Bruna DONATELLI

Université de Roma Tre

« Ah ! c’est trop fort ! » À propos des masques de l’écriture flaubertienne

Dans un des épisodes les plus énigmatiques de Madame Bovary, à savoir la course désespérée d’Emma à la recherche d’une aide afin d’éviter la saisie de tous les biens de son mari, il y a une affirmation très énigmatique de Binet, personnage tout autant énigmatique du roman dont les études flaubertiennes se sont bien occupées. Son exclamation « Ah ! c’est trop fort » s’enchaine à d’autres mots prononcés dans la même scène, parmi lesquels le mot « francs », que Madame Tuvache et d’autres femmes de Yonville, cachées derrière un rideau du grenier, croient distinguer. Toute la scène se déroule dans la lucarne de Binet sous le ronflement d’un tour qui empêche de rétablir de façon évidente toute la conversation entre le précepteur et Emma. Qu’est-ce que les deux personnages se disent-ils ? Entrer au cœur de cette question c’est le défi que cette communication se propose de relever : il s’agira, de fait, d’entrer dans les plis de l’écriture flaubertienne, dans ses masques, en essayant de reconfigurer cet épisode dans le cadre d’une interprétation nouvelle au deuxième degré.
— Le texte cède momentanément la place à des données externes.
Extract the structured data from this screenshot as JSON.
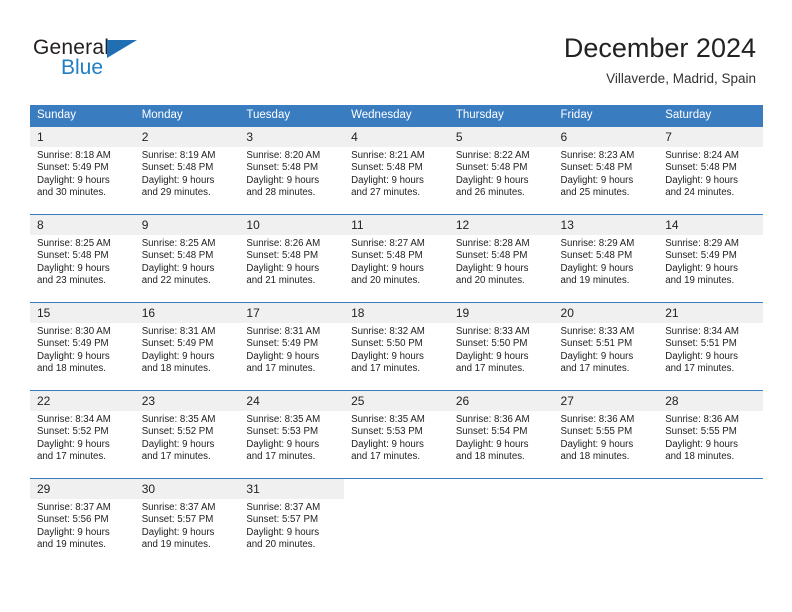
{
  "brand": {
    "name_top": "General",
    "name_bottom": "Blue",
    "triangle_icon": "triangle-icon",
    "color_dark": "#231f20",
    "color_blue": "#1f7ec4"
  },
  "header": {
    "title": "December 2024",
    "subtitle": "Villaverde, Madrid, Spain"
  },
  "theme": {
    "header_bar": "#3a7cc0",
    "daynum_band": "#f0f0f0",
    "text": "#222222"
  },
  "calendar": {
    "weekday_headers": [
      "Sunday",
      "Monday",
      "Tuesday",
      "Wednesday",
      "Thursday",
      "Friday",
      "Saturday"
    ],
    "weeks": [
      [
        {
          "day": "1",
          "sunrise": "Sunrise: 8:18 AM",
          "sunset": "Sunset: 5:49 PM",
          "daylight_1": "Daylight: 9 hours",
          "daylight_2": "and 30 minutes."
        },
        {
          "day": "2",
          "sunrise": "Sunrise: 8:19 AM",
          "sunset": "Sunset: 5:48 PM",
          "daylight_1": "Daylight: 9 hours",
          "daylight_2": "and 29 minutes."
        },
        {
          "day": "3",
          "sunrise": "Sunrise: 8:20 AM",
          "sunset": "Sunset: 5:48 PM",
          "daylight_1": "Daylight: 9 hours",
          "daylight_2": "and 28 minutes."
        },
        {
          "day": "4",
          "sunrise": "Sunrise: 8:21 AM",
          "sunset": "Sunset: 5:48 PM",
          "daylight_1": "Daylight: 9 hours",
          "daylight_2": "and 27 minutes."
        },
        {
          "day": "5",
          "sunrise": "Sunrise: 8:22 AM",
          "sunset": "Sunset: 5:48 PM",
          "daylight_1": "Daylight: 9 hours",
          "daylight_2": "and 26 minutes."
        },
        {
          "day": "6",
          "sunrise": "Sunrise: 8:23 AM",
          "sunset": "Sunset: 5:48 PM",
          "daylight_1": "Daylight: 9 hours",
          "daylight_2": "and 25 minutes."
        },
        {
          "day": "7",
          "sunrise": "Sunrise: 8:24 AM",
          "sunset": "Sunset: 5:48 PM",
          "daylight_1": "Daylight: 9 hours",
          "daylight_2": "and 24 minutes."
        }
      ],
      [
        {
          "day": "8",
          "sunrise": "Sunrise: 8:25 AM",
          "sunset": "Sunset: 5:48 PM",
          "daylight_1": "Daylight: 9 hours",
          "daylight_2": "and 23 minutes."
        },
        {
          "day": "9",
          "sunrise": "Sunrise: 8:25 AM",
          "sunset": "Sunset: 5:48 PM",
          "daylight_1": "Daylight: 9 hours",
          "daylight_2": "and 22 minutes."
        },
        {
          "day": "10",
          "sunrise": "Sunrise: 8:26 AM",
          "sunset": "Sunset: 5:48 PM",
          "daylight_1": "Daylight: 9 hours",
          "daylight_2": "and 21 minutes."
        },
        {
          "day": "11",
          "sunrise": "Sunrise: 8:27 AM",
          "sunset": "Sunset: 5:48 PM",
          "daylight_1": "Daylight: 9 hours",
          "daylight_2": "and 20 minutes."
        },
        {
          "day": "12",
          "sunrise": "Sunrise: 8:28 AM",
          "sunset": "Sunset: 5:48 PM",
          "daylight_1": "Daylight: 9 hours",
          "daylight_2": "and 20 minutes."
        },
        {
          "day": "13",
          "sunrise": "Sunrise: 8:29 AM",
          "sunset": "Sunset: 5:48 PM",
          "daylight_1": "Daylight: 9 hours",
          "daylight_2": "and 19 minutes."
        },
        {
          "day": "14",
          "sunrise": "Sunrise: 8:29 AM",
          "sunset": "Sunset: 5:49 PM",
          "daylight_1": "Daylight: 9 hours",
          "daylight_2": "and 19 minutes."
        }
      ],
      [
        {
          "day": "15",
          "sunrise": "Sunrise: 8:30 AM",
          "sunset": "Sunset: 5:49 PM",
          "daylight_1": "Daylight: 9 hours",
          "daylight_2": "and 18 minutes."
        },
        {
          "day": "16",
          "sunrise": "Sunrise: 8:31 AM",
          "sunset": "Sunset: 5:49 PM",
          "daylight_1": "Daylight: 9 hours",
          "daylight_2": "and 18 minutes."
        },
        {
          "day": "17",
          "sunrise": "Sunrise: 8:31 AM",
          "sunset": "Sunset: 5:49 PM",
          "daylight_1": "Daylight: 9 hours",
          "daylight_2": "and 17 minutes."
        },
        {
          "day": "18",
          "sunrise": "Sunrise: 8:32 AM",
          "sunset": "Sunset: 5:50 PM",
          "daylight_1": "Daylight: 9 hours",
          "daylight_2": "and 17 minutes."
        },
        {
          "day": "19",
          "sunrise": "Sunrise: 8:33 AM",
          "sunset": "Sunset: 5:50 PM",
          "daylight_1": "Daylight: 9 hours",
          "daylight_2": "and 17 minutes."
        },
        {
          "day": "20",
          "sunrise": "Sunrise: 8:33 AM",
          "sunset": "Sunset: 5:51 PM",
          "daylight_1": "Daylight: 9 hours",
          "daylight_2": "and 17 minutes."
        },
        {
          "day": "21",
          "sunrise": "Sunrise: 8:34 AM",
          "sunset": "Sunset: 5:51 PM",
          "daylight_1": "Daylight: 9 hours",
          "daylight_2": "and 17 minutes."
        }
      ],
      [
        {
          "day": "22",
          "sunrise": "Sunrise: 8:34 AM",
          "sunset": "Sunset: 5:52 PM",
          "daylight_1": "Daylight: 9 hours",
          "daylight_2": "and 17 minutes."
        },
        {
          "day": "23",
          "sunrise": "Sunrise: 8:35 AM",
          "sunset": "Sunset: 5:52 PM",
          "daylight_1": "Daylight: 9 hours",
          "daylight_2": "and 17 minutes."
        },
        {
          "day": "24",
          "sunrise": "Sunrise: 8:35 AM",
          "sunset": "Sunset: 5:53 PM",
          "daylight_1": "Daylight: 9 hours",
          "daylight_2": "and 17 minutes."
        },
        {
          "day": "25",
          "sunrise": "Sunrise: 8:35 AM",
          "sunset": "Sunset: 5:53 PM",
          "daylight_1": "Daylight: 9 hours",
          "daylight_2": "and 17 minutes."
        },
        {
          "day": "26",
          "sunrise": "Sunrise: 8:36 AM",
          "sunset": "Sunset: 5:54 PM",
          "daylight_1": "Daylight: 9 hours",
          "daylight_2": "and 18 minutes."
        },
        {
          "day": "27",
          "sunrise": "Sunrise: 8:36 AM",
          "sunset": "Sunset: 5:55 PM",
          "daylight_1": "Daylight: 9 hours",
          "daylight_2": "and 18 minutes."
        },
        {
          "day": "28",
          "sunrise": "Sunrise: 8:36 AM",
          "sunset": "Sunset: 5:55 PM",
          "daylight_1": "Daylight: 9 hours",
          "daylight_2": "and 18 minutes."
        }
      ],
      [
        {
          "day": "29",
          "sunrise": "Sunrise: 8:37 AM",
          "sunset": "Sunset: 5:56 PM",
          "daylight_1": "Daylight: 9 hours",
          "daylight_2": "and 19 minutes."
        },
        {
          "day": "30",
          "sunrise": "Sunrise: 8:37 AM",
          "sunset": "Sunset: 5:57 PM",
          "daylight_1": "Daylight: 9 hours",
          "daylight_2": "and 19 minutes."
        },
        {
          "day": "31",
          "sunrise": "Sunrise: 8:37 AM",
          "sunset": "Sunset: 5:57 PM",
          "daylight_1": "Daylight: 9 hours",
          "daylight_2": "and 20 minutes."
        },
        {
          "day": "",
          "sunrise": "",
          "sunset": "",
          "daylight_1": "",
          "daylight_2": ""
        },
        {
          "day": "",
          "sunrise": "",
          "sunset": "",
          "daylight_1": "",
          "daylight_2": ""
        },
        {
          "day": "",
          "sunrise": "",
          "sunset": "",
          "daylight_1": "",
          "daylight_2": ""
        },
        {
          "day": "",
          "sunrise": "",
          "sunset": "",
          "daylight_1": "",
          "daylight_2": ""
        }
      ]
    ]
  }
}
Vu que rien dans l’écriture flaubertienne n’est laissé au hasard, il y a évidemment un sens caché que Flaubert n’a pas voulu révéler à son lecteur et pas non plus aux femmes bourgeoises de la communauté de Yonville accoutumées à un langage « des idées reçues ». On remettra ainsi en dialogue toutes les traces disséminées dans le roman au sujet des rencontres de Binet et d’Emma, particulièrement les détails les plus marginaux, les écarts de l’écriture, à partir desquelles nous irons recomposer un couple inconcevable selon une lecture de l’évidence. Binet est-il seulement un percepteur ou derrière lui se cache, comme les spécialistes de Flaubert l’ont déjà indiqué depuis longtemps, quelqu’un d’autre ? Et Emma, est-elle seulement la femme inquiète qui fuit d’elle-même et de la petite communauté bourgeoise de Yonville dans laquelle elle ne se reconnaît pas ? ou bien renvoie-t-elle à une des possibles masques de l’écriture flaubertienne ? Là-dessus, moi-même, j’en ai proposé une interprétation différente dans mon étude sur les figures et les lieux de l’œuvre de Flaubert (2008). Ce travail s’appuiera aussi sur les différents manuscrits préparatoires du roman, en suivant le modèle du « paradigme indiciaire » suggéré par Carlo Ginzburg, ce paradigme permettant d’« inférer à partir des effets », voire à partir «des masques de l’écriture».